Le lendemain, je lui renvoie un texto... pas de réponse. Tiens, que se passe-t-il ? Bizarre, il a eu l'air de m'apprécier...

Le soir, mon téléphone sonne, son nom s'affiche, je prends ma plus belle voix de PG pour répondre : "Allôôô ?"

Et là, je l'entends qui dit : Mademoiselle, je vous appelle parce qu'on ne se connait pas, je suis avec ma femme et je voulais lui prouver qu'il s'agissait d'une erreur que je vous prie de corriger rapidement parce que vos messages créent des tensions dans mon couple. Clic.

L'enfoiré...

 

 

 


 

La Pintade retourne dans la basse-cour, encore, toujours...

 

J’ai rencontré K. (comme Konnard) par le biais d’une amie. Nous prenions un verre dans un bar et il se trouve qu’elle connaissait le serveur (Konnard), avec qui elle échange quelques banalités. Elle me le présente rapidement et Konnard retourne à ses occupations.

 

Quelques temps plus tard, lors d’une soirée en boite, je tombe sur lui, et à mon grand bonheur il semblait ravi de me revoir et se souvenait de mon prénom (preuve que je lui avais plu, car nous n’avions rien échangé de plus que « salut, enchanté »).

 

Ce soir-là, il me fait donc un grand numéro de lover, me dit qu’il pense à moi depuis cet aprèm où j’étais avec ma copine dans le café où il travaille, et qu’il se demandait sans cesse s’il allait pouvoir me revoir. Je pensais à lui beaucoup depuis quelques temps, j’avais eu un vrai coup de coeur, donc j’étais AUX ANGES !!

 

Il m’offre un verre, on papote, on sort fumer des clopes et sous la pluie il m’embrasse, fougueusement, me prend dans ses bras, BREF, le coup de foudre.

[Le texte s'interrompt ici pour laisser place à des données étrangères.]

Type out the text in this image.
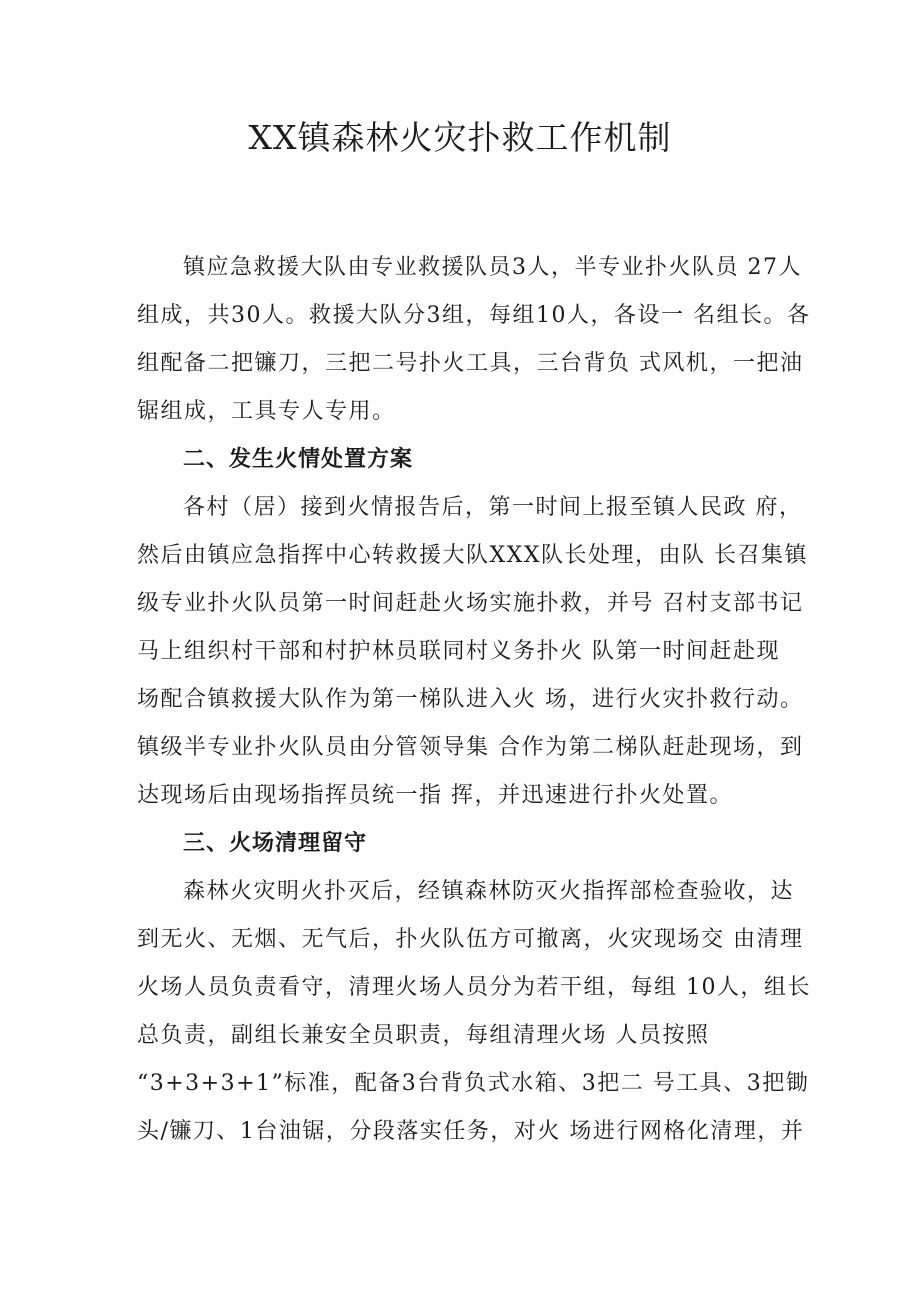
XX镇森林火灾扑救工作机制

镇应急救援大队由专业救援队员3人，半专业扑火队员 27人
组成，共30人。救援大队分3组，每组10人，各设一 名组长。各
组配备二把镰刀，三把二号扑火工具，三台背负 式风机，一把油
锯组成，工具专人专用。

二、发生火情处置方案

各村（居）接到火情报告后，第一时间上报至镇人民政 府，
然后由镇应急指挥中心转救援大队XXX队长处理，由队 长召集镇
级专业扑火队员第一时间赶赴火场实施扑救，并号 召村支部书记
马上组织村干部和村护林员联同村义务扑火 队第一时间赶赴现
场配合镇救援大队作为第一梯队进入火 场，进行火灾扑救行动。
镇级半专业扑火队员由分管领导集 合作为第二梯队赶赴现场，到
达现场后由现场指挥员统一指 挥，并迅速进行扑火处置。

三、火场清理留守

森林火灾明火扑灭后，经镇森林防灭火指挥部检查验收，达
到无火、无烟、无气后，扑火队伍方可撤离，火灾现场交 由清理
火场人员负责看守，清理火场人员分为若干组，每组 10人，组长
总负责，副组长兼安全员职责，每组清理火场 人员按照
“3+3+3+1”标准，配备3台背负式水箱、3把二 号工具、3把锄
头/镰刀、1台油锯，分段落实任务，对火 场进行网格化清理，并
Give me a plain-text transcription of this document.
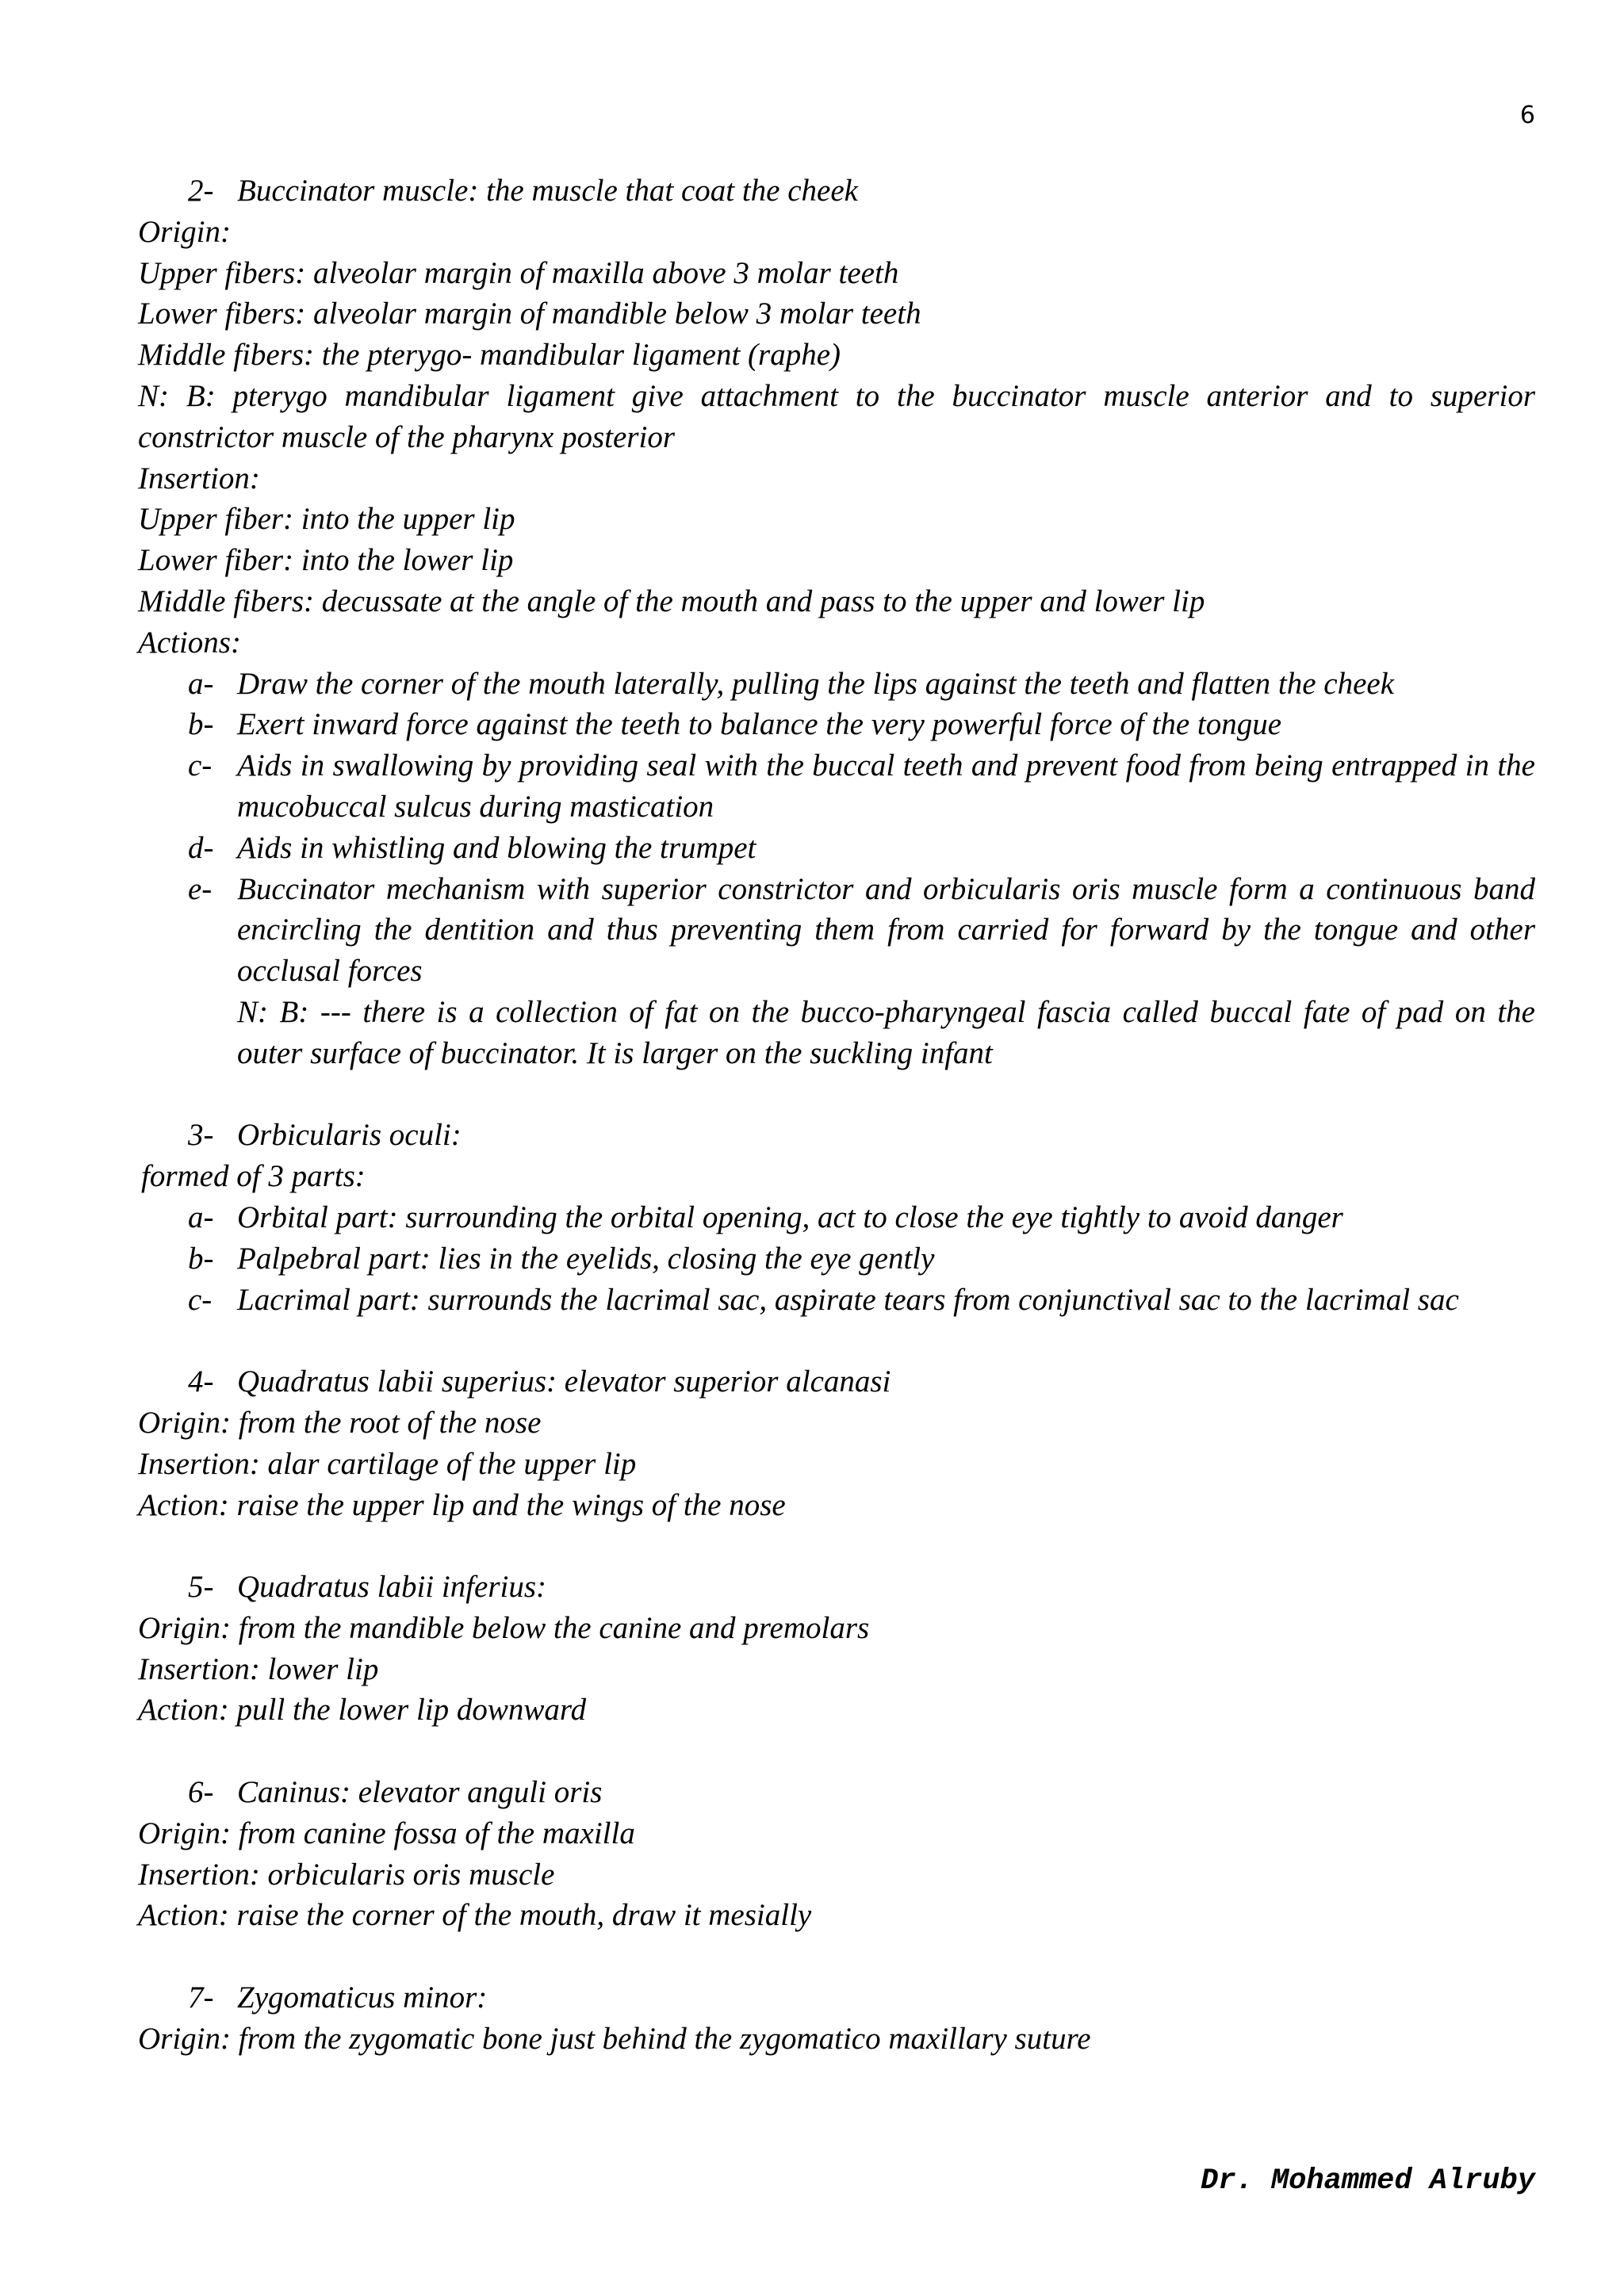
6
2- Buccinator muscle: the muscle that coat the cheek
Origin:
Upper fibers: alveolar margin of maxilla above 3 molar teeth
Lower fibers: alveolar margin of mandible below 3 molar teeth
Middle fibers: the pterygo- mandibular ligament (raphe)
N: B: pterygo mandibular ligament give attachment to the buccinator muscle anterior and to superior constrictor muscle of the pharynx posterior
Insertion:
Upper fiber: into the upper lip
Lower fiber: into the lower lip
Middle fibers: decussate at the angle of the mouth and pass to the upper and lower lip
Actions:
a- Draw the corner of the mouth laterally, pulling the lips against the teeth and flatten the cheek
b- Exert inward force against the teeth to balance the very powerful force of the tongue
c- Aids in swallowing by providing seal with the buccal teeth and prevent food from being entrapped in the mucobuccal sulcus during mastication
d- Aids in whistling and blowing the trumpet
e- Buccinator mechanism with superior constrictor and orbicularis oris muscle form a continuous band encircling the dentition and thus preventing them from carried for forward by the tongue and other occlusal forces
N: B: --- there is a collection of fat on the bucco-pharyngeal fascia called buccal fate of pad on the outer surface of buccinator. It is larger on the suckling infant
3- Orbicularis oculi:
formed of 3 parts:
a- Orbital part: surrounding the orbital opening, act to close the eye tightly to avoid danger
b- Palpebral part: lies in the eyelids, closing the eye gently
c- Lacrimal part: surrounds the lacrimal sac, aspirate tears from conjunctival sac to the lacrimal sac
4- Quadratus labii superius: elevator superior alcanasi
Origin: from the root of the nose
Insertion: alar cartilage of the upper lip
Action: raise the upper lip and the wings of the nose
5- Quadratus labii inferius:
Origin: from the mandible below the canine and premolars
Insertion: lower lip
Action: pull the lower lip downward
6- Caninus: elevator anguli oris
Origin: from canine fossa of the maxilla
Insertion: orbicularis oris muscle
Action: raise the corner of the mouth, draw it mesially
7- Zygomaticus minor:
Origin: from the zygomatic bone just behind the zygomatico maxillary suture
Dr. Mohammed Alruby
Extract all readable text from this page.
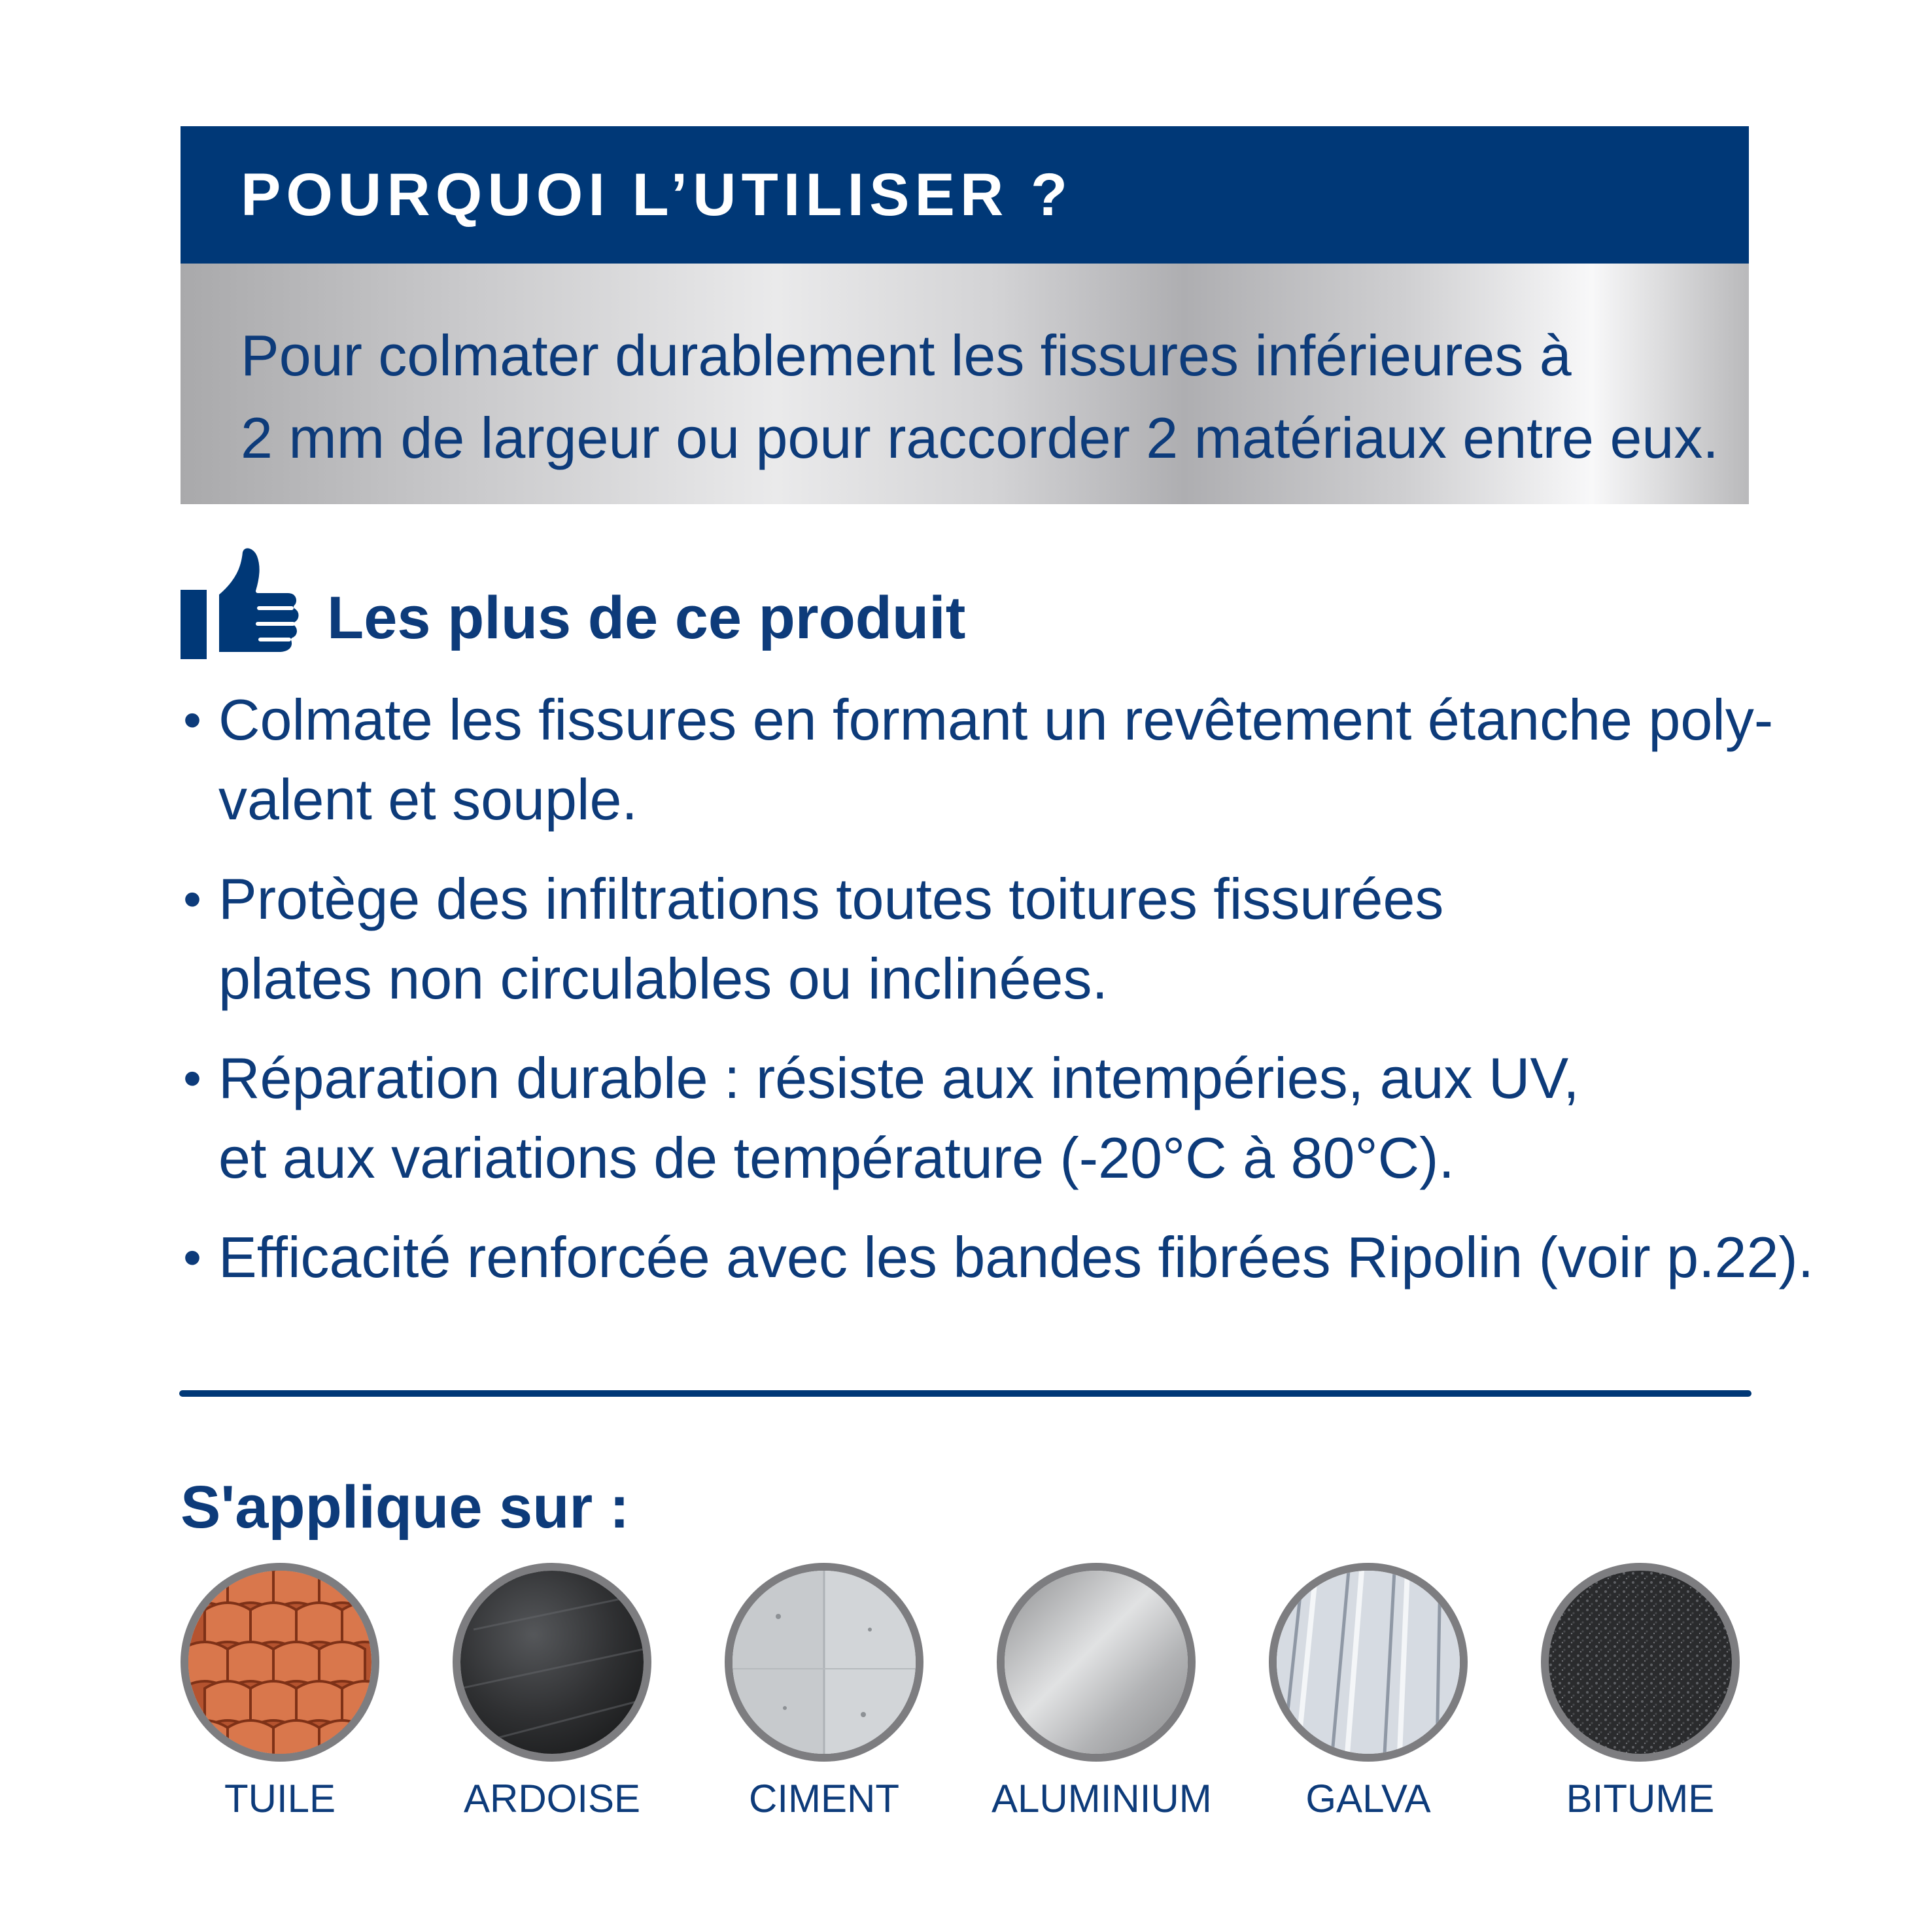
POURQUOI L’UTILISER ?

Pour colmater durablement les fissures inférieures à
2 mm de largeur ou pour raccorder 2 matériaux entre eux.

Les plus de ce produit
• Colmate les fissures en formant un revêtement étanche poly-
valent et souple.
• Protège des infiltrations toutes toitures fissurées
plates non circulables ou inclinées.
• Réparation durable : résiste aux intempéries, aux UV,
et aux variations de température (-20°C à 80°C).
• Efficacité renforcée avec les bandes fibrées Ripolin (voir p.22).
S'applique sur :
TUILE	ARDOISE	CIMENT	ALUMINIUM	GALVA	BITUME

Il me parle de relation sérieuse, et moi, un peu par protection personnelle et surtout par fierté et pour me faire désirer je lui fais comprendre que je l’aime bien mais que « on n’en est peut-être pas là quand même ». Tu parles... Je suis déjà raide dingue au moment où il prononce ces mots.

 

Je dois rentrer ce soir-là avec ma copine, on a prévu de dormir ensemble, donc ma copine passe avant tout (à l’époque je suis jeune aussi, je n’ai pas encore franchi le pas de coucher le premier soir ). On se quitte donc en se promettant de s’appeler très vite.

 

Le lendemain au réveil, déjà une dizaine de textos de lui. Je suis ivre de bonheur. Je l’appelle, et je fais la fille faussement détachée en lui disant, « bon il faudrait qu’on se voit alors pour discuter de notre possible relation ». Ce jour-là il bosse et je ne peux pas le voir avant quelques jours. Aie . Je dois attendre 3 jours, cela me semble le bout du monde, tant pis, je me lance dans un truc un peu fou, je vais le voir à son travail le jour même.

 

J’étais morte de trouille de me taper l’affiche devant ses collègues, les clients du café, ses potes (tous entre 25 et 30 ans et moi j’en ai 18, autant dire que je me sens peu crédible). Je débarque. Il n’est pas derrière le bar. Je vois sa bande de potes affalés sur un canapé et tous me regardent approcher d’un air un peu moqueur. Je leur demande pudiquement si K est là. Ils ont l’air hyper blasés, pas un bonjour, je suis une sous-merde, c’est un grand honneur que l’un d’eux me fait en m’indiquant qu’il est là mais qu’il se change, eh oui il a fini son service. Je m’installe au bar, K arrive, et me sert un café. Il m’explique que là il doit partir avec ses potes. Ok. Grand seigneur, il m’offre le café, et se barre. 1er pintading.

 

Après ça on se revoit, et tout se passe bien, en mode big love pendant quelques semaines, puis je dois partir en voyage pendant 2 semaines avec une copine. Aussitôt arrivée j’essaie de l’appeler mais pas de réponse. Je réessaie pendant toutes les vacances. Zéro nouvelle.

 

Quand je rentre j’essaie à nouveau de lui téléphoner, je tombe sur un de ses potes qui me dit que K a changé de numéro et qu’il lui a donné son ancienne carte SIM. Je lui demande donc le nouveau numéro de K. Il ne l’a pas (ok , je suis pintadée même par le pote ). Je rappelle le copain plusieurs fois, voyant que K ne se manifeste pas, et lui demande de passer divers messages à K (voilà avec le recul ça fait vraiment la forcenée qui veut pas comprendre, et limite un peu psychopathe, mais j’assume). Tout cela reste sans effets.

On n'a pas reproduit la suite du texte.